Forgot to include an url to the safari developer page containing the usefull source code. I rechecked the license of the qt wrapper (kwq) and it looks a lot like a BSD license. It also seems possible to easily compile the wrapper to work on for example Linux. (only new makefiles are needed)
I hope this helps,
Roderick Colenbrander
On Friday 10 January 2003 21:57, Roderick Colenbrander wrote:
Why don't look at the stuff Apple made for their khtml wrapper? They made two components to interact with khtml. One javascript wrapper (JavascriptCore) and another component containing some sort of QT wrapper called WebCore. The license of WebCore looks LGPL compatible (not 100% sure), so perhaps it is possible to reuse the stuff they made.
When khtml gets an update they can plug it in this framework and it should work. (theoraticly)
On Friday 10 January 2003 20:03, Dimitrie O. Paun wrote:
On January 10, 2003 06:45 am, Ender wrote:
The current state of my local tree, besides being a mess, is that it has most QT dependencies removed. Currently it uses a lot of QT stub's around WinAPI functions that I wish to remove before doing much more work with it.
Ender, you may be right that we might have to integrate something into the tree. Nonetheless, it scares me shitless! What happens 3 mo, 1 year down the road? KHTML is very much a work in progress, who's gonna track it? We don't have any richedit control, heck even our bog standard edit box is not finished! And for how many years now?!? Just for curiosity's sake, can you give us a wc -l of the KHTML stuff?

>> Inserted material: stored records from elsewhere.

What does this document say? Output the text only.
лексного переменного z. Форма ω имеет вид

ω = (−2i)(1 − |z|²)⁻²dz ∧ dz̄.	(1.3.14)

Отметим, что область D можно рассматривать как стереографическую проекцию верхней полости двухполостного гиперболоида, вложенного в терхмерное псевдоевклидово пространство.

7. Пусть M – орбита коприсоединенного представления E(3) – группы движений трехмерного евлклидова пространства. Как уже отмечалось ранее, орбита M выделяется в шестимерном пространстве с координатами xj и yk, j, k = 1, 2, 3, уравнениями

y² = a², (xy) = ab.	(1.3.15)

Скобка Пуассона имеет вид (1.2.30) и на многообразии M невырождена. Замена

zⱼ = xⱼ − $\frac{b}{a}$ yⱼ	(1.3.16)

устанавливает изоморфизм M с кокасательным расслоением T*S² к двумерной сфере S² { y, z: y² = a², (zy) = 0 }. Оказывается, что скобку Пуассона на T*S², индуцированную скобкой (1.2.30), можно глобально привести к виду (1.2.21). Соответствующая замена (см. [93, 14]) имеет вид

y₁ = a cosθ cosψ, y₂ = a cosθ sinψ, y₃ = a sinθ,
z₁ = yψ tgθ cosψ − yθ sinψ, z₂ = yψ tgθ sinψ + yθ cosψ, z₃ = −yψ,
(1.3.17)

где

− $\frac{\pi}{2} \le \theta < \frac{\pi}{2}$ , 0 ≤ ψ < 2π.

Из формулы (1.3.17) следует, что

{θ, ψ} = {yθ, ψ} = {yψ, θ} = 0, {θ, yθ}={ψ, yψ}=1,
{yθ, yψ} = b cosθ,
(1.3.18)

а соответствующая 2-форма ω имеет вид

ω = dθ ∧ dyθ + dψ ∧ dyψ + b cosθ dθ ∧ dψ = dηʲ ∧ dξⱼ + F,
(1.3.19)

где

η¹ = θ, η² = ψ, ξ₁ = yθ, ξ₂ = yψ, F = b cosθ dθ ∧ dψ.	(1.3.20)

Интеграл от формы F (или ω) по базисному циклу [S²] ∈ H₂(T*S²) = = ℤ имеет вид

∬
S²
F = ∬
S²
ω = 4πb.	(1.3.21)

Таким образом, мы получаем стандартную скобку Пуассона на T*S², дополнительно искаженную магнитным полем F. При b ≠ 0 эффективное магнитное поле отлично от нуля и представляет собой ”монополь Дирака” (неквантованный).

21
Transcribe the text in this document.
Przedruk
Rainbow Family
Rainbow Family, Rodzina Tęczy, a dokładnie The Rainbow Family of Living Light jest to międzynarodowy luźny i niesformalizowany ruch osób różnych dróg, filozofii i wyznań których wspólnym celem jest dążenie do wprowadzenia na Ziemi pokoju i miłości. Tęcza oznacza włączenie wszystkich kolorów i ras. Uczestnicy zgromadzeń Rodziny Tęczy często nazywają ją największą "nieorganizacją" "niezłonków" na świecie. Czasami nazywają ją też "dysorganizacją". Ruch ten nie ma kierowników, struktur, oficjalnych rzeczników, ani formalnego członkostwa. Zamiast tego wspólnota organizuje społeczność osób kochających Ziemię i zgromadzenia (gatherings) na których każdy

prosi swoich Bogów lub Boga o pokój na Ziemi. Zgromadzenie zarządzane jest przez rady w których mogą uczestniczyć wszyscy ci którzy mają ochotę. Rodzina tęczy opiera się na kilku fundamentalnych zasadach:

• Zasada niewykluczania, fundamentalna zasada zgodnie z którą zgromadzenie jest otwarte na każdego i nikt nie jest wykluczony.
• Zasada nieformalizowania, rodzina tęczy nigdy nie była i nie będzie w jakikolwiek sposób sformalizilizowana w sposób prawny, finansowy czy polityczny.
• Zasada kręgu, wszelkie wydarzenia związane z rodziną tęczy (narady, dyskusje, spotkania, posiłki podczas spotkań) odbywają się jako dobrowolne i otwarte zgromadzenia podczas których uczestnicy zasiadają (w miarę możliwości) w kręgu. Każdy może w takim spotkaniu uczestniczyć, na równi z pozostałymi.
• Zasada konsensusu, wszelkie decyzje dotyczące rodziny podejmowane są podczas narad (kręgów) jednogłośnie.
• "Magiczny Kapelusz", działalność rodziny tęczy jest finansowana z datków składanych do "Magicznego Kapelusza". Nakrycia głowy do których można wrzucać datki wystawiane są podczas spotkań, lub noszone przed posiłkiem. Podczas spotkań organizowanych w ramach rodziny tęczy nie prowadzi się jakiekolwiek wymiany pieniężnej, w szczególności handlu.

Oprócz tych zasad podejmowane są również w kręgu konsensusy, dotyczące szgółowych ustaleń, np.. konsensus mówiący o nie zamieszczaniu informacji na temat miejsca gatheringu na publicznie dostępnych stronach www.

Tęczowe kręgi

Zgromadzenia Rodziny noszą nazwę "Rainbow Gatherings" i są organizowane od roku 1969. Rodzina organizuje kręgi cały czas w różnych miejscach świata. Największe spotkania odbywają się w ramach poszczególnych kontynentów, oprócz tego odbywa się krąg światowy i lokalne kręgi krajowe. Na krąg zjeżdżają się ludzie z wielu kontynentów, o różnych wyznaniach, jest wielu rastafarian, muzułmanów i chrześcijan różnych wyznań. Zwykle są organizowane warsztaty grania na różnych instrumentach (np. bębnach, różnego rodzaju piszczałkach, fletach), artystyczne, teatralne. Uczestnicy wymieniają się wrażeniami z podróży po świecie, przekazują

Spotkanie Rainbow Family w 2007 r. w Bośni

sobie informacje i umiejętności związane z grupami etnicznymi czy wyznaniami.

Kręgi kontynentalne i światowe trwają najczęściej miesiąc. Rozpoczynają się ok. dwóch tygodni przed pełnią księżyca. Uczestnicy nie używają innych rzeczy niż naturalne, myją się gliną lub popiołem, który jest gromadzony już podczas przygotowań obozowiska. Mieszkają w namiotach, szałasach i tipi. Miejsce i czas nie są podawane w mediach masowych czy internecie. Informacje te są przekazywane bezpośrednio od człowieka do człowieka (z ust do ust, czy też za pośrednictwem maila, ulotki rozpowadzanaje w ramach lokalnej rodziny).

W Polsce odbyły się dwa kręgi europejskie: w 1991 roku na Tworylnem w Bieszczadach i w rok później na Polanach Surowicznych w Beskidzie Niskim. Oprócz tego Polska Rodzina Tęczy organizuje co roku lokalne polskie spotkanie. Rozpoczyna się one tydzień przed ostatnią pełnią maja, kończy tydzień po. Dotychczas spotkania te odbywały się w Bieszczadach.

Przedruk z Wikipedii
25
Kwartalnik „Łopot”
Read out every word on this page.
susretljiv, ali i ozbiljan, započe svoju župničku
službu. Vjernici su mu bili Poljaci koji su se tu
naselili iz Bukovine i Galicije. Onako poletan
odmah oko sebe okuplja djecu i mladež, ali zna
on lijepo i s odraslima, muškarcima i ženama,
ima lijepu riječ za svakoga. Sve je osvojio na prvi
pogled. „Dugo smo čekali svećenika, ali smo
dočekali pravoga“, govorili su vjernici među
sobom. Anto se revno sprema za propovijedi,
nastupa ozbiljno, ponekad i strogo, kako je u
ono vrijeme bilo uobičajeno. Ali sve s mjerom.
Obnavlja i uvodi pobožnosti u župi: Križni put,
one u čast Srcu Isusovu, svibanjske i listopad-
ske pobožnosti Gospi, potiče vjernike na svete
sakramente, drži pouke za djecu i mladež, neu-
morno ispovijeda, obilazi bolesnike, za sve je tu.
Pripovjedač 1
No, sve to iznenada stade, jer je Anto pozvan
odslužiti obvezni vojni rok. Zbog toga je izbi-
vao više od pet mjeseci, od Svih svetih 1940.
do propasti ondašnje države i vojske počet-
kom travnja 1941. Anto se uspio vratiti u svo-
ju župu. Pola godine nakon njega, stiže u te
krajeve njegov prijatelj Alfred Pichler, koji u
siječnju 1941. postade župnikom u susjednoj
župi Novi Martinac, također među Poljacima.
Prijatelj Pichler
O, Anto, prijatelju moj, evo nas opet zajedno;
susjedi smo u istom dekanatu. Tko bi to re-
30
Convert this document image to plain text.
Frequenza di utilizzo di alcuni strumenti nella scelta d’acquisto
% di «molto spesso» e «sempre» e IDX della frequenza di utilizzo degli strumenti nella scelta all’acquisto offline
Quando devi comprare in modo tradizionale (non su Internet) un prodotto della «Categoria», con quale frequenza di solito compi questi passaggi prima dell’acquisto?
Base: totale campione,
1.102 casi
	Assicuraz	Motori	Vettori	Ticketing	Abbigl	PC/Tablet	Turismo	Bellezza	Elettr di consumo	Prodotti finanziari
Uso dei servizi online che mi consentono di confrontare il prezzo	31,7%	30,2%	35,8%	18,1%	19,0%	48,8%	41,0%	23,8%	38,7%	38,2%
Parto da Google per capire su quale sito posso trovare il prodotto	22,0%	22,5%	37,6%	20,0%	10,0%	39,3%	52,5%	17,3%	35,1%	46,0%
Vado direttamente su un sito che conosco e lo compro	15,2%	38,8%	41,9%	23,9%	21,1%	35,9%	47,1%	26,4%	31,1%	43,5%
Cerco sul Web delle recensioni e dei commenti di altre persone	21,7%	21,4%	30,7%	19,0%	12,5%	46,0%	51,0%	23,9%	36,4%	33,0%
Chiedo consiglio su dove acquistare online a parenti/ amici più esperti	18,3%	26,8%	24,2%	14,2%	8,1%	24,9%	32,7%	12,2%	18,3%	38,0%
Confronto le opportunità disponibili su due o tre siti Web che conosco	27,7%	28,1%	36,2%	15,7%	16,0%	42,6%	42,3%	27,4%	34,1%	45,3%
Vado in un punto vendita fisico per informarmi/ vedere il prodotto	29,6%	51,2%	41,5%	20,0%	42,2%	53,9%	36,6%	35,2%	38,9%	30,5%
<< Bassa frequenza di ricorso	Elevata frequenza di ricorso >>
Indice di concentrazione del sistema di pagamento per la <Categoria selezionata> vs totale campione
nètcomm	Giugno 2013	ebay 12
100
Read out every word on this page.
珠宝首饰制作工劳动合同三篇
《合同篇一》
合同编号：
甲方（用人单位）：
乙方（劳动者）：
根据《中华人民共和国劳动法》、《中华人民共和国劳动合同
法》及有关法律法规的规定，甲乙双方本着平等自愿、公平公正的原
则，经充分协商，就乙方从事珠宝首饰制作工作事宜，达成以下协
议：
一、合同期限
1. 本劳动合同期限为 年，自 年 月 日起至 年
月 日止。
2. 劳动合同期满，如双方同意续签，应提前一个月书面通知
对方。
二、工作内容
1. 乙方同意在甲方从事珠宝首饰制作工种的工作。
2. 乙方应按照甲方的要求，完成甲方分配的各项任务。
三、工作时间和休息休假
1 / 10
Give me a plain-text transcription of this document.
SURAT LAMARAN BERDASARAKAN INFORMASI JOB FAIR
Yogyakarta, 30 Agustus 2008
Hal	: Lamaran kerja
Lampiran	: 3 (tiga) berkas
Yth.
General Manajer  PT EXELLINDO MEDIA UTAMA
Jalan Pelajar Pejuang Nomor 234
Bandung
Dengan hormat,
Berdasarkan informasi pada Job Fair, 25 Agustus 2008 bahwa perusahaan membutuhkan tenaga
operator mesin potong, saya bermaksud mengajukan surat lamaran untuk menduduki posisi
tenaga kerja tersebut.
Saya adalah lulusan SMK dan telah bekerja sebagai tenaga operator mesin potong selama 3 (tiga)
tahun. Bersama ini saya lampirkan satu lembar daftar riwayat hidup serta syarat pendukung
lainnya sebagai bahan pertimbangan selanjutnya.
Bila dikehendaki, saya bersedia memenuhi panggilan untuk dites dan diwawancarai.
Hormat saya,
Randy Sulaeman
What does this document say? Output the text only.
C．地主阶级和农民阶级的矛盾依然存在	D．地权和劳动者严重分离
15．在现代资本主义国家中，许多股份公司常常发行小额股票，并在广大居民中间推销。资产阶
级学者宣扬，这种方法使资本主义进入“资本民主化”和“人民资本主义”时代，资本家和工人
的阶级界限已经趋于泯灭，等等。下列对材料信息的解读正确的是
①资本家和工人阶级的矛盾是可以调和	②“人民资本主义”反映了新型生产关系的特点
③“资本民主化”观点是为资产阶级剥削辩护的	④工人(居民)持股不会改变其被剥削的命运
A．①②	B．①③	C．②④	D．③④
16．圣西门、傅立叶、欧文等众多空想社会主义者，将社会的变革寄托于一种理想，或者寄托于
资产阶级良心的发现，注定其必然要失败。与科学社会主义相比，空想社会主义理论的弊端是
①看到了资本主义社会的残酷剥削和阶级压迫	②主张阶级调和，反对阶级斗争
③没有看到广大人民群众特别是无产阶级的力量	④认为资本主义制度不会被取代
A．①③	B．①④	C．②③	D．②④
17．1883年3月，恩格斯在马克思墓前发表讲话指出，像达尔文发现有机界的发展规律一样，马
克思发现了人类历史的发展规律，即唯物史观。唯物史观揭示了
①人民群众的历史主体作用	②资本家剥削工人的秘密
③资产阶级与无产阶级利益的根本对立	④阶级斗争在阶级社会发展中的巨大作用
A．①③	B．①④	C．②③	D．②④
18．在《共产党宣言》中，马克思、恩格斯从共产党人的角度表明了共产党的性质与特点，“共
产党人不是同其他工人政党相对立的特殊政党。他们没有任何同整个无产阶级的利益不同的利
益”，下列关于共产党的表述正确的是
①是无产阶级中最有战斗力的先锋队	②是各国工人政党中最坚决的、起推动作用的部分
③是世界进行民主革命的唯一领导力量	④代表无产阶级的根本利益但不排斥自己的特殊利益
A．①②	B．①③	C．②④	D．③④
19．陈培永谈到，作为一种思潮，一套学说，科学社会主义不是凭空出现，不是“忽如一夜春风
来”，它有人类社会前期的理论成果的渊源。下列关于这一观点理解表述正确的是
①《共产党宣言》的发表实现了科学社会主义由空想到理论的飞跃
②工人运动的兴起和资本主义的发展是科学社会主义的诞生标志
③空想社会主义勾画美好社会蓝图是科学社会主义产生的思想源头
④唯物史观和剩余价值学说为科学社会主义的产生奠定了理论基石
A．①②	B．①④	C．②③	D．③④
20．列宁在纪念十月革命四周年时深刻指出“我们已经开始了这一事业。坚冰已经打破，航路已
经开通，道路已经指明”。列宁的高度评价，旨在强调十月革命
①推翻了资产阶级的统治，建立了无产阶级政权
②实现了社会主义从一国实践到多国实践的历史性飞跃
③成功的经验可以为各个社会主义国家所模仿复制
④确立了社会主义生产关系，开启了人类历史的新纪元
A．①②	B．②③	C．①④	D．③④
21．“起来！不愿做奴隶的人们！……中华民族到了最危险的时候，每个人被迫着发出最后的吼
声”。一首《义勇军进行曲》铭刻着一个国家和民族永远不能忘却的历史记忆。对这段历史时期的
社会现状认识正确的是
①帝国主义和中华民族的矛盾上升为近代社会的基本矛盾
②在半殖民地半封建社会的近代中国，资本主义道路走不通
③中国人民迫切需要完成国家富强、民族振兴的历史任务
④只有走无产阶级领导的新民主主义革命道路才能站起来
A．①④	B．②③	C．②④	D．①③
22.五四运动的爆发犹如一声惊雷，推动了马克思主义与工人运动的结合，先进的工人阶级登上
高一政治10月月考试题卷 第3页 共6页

If we do have to integrate something, I think we *have* to have a way to track the KHTML development. Just throwing something in the tree may actually be detrimental, if it remains unmaintained. To be able to track the KHTML development, we need to keep track of the revisions we worked off of, and we have to avoid touching their sources. To this end, I think we are much better off by implementing a QT subset: -- It should be a lot stabler than the KHTML stuff. It seems to me QT hasn't change that much from the 1.0 days, now it should be close to a libc in terms of interface stability. -- I haven't looked, but I assume KHTML can't use that many difficult to implement QT features -- Having a free QT/Windows implementation is generally useful to a lot of people, so we're likely to get more people to help If our changes to the KHTML source are minor, I am certain the KDE people will help us by integrating them upstream. If in time we can work off of the same code base, we can simply delete our copy from the Wine tree.
There might be another way. Now that Safari is out and it's deQTfied, and having more and more people interested in KHTML, the KDE folk may decide to officially switch to a QT-free KHTML version, in which case we'll be saved the trouble of implementing a WQT (pronounced wicked :)).